Una delle più celebri lettere sulla felicità conta poco più di 1700 parole e 124 righe. Epicuro, suo autore, fondatore in Atene del Giardino dei pensieri, fu un filosofo coevo di Alessandro Magno e nel suo tempo godette di consistente prestigio tra i saggi di filosofia e di scienza. A noi sono giunti echi e frammenti del suo pensiero. Nella vulgata popolare epicureo è diventato, purtroppo, sinonimo di gaudente dissoluto e improduttivo per la politica e per il bene sociale. Il pensiero di Epicuro è stato invece di tutt’altro spessore etico. La sua Lettera è come un pacco a sorpresa: contiene altro rispetto all’attesa.

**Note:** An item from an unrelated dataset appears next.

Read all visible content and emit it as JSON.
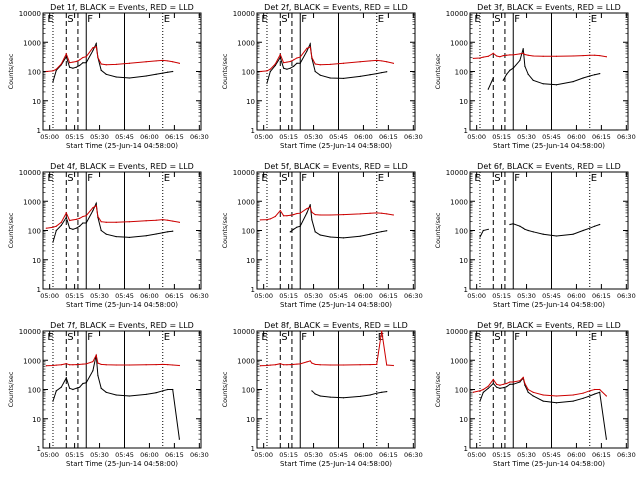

Il senso di esistenza felice
Maestro di saggezza seppe unificare l’etica e la conoscenza del cosmo, cogliendo le trasformazioni del suo tempo e anticipando i secoli della scienza, Epicuro venne tramandato ai posteri, studiato e celebrato in particolare per la sua Lettera a Meneceo, più nota come Lettera sulla felicità. Ma qui è la sorpresa per tanti superficiali che pensano di trovarvi i segreti di una vita dissoluta quale fonte di piaceri scapigliati. Fonte di fascino del proibito. Aspettative mirabolanti per epicurei razzolanti e lettura perciò deludente, perfino indisponente per chi immaginava orge e festini. Quale scossa infatti può produrre in animi gretti, ruminanti egoismo, il poter percepire il senso di un’esistenza felice legata alla conoscenza? Nella Lettera di Epicuro vince l’equilibrio e il buon senso anche nell’uso del piacere che non degrada l’uomo ma rende più vivibile la vita. Il primo consiglio di Epicuro ai cercatori di felicità è che ogni età è indicata per essere felici. Nessuna preclusione se il bene dell’anima coincide con filosofare senza stancarsi. Come dire che l’intera vita deve spendersi nel ricercare, praticare la saggezza e crescere nella conoscenza. “È bene riflettere sulle cose che possono farci felici: infatti, – si legge nella Lettera – se siamo felici abbiamo tutto ciò che occorre; se non lo siamo, facciamo di tutto per esserlo”. Secondo Epicuro ci sono dei princìpi “necessari, fondamentali per una vita felice”. Non sono tanti né impossibili. Ma sono controcorrente con la superficialità in agguato nel nostro presente.
La proposta di Epicuro
“Per prima cosa tu devi considerare la divinità come un essere indistruttibile e felice, così come comunemente gli uomini pensano degli dei; non attribuire quindi nulla alla divinità che contrasti con la sua immortalità e la sua beatitudine, e ritieni vero invece tutto ciò che ben si accorda con la sua felice immortalità”. E poi un modo che affranca l’uomo dalla paura della morte, la verità sul fine vita più esiliata dalla nostra società materialistica e progredita. “Il più temibile dei mali, la morte, – garantisce Epicuro – non è nulla per noi, perché quando ci siamo noi non c’è la morte, quando c’è la morte non ci siamo più noi. […] La maggior parte delle persone, però, fuggono la morte considerandola come il più grande dei mali, oppure la cercano come una liberazione dai mali della vita. Il saggio invece non rifiuta la vita e non ha paura della morte, perché non è contro la vita ed allo stesso tempo non considera un male il non vivere più”. Il passaggio forse più attraente riguarda il piacere “principio e fine di una vita felice”. “Quando diciamo che il piacere è il bene completo e perfetto, non ci riferiamo affatto ai piaceri dei dissoluti, come credono alcuni che non conoscono o non condividono o interpretano male la nostra dottrina; il piacere per noi è invece non avere dolore nel corpo né turbamento nell’anima. Infatti non danno una vita felice né i banchetti né le feste continue, né il godersi fanciulli e donne, né il godere di una lauta mensa. La vita felice è invece il frutto del sobrio calcolo che indica le cause di ogni atto di scelta o di rifiuto, e che allontana quelle false opinioni dalle quali nascono grandissimi turbamenti dell’animo. La prudenza è il massimo bene ed il principio di tutte queste cose. Essa insegna che non ci può essere vita felice se non è anche saggia, bella e giusta; e non v’è vita saggia, bella e giusta che non sia anche felice. Le virtù sono infatti connaturate ad una vita felice, e questa è inseparabile dalle virtù”. Strana davvero la proposta di felicità di Epicuro. Ma intrigante.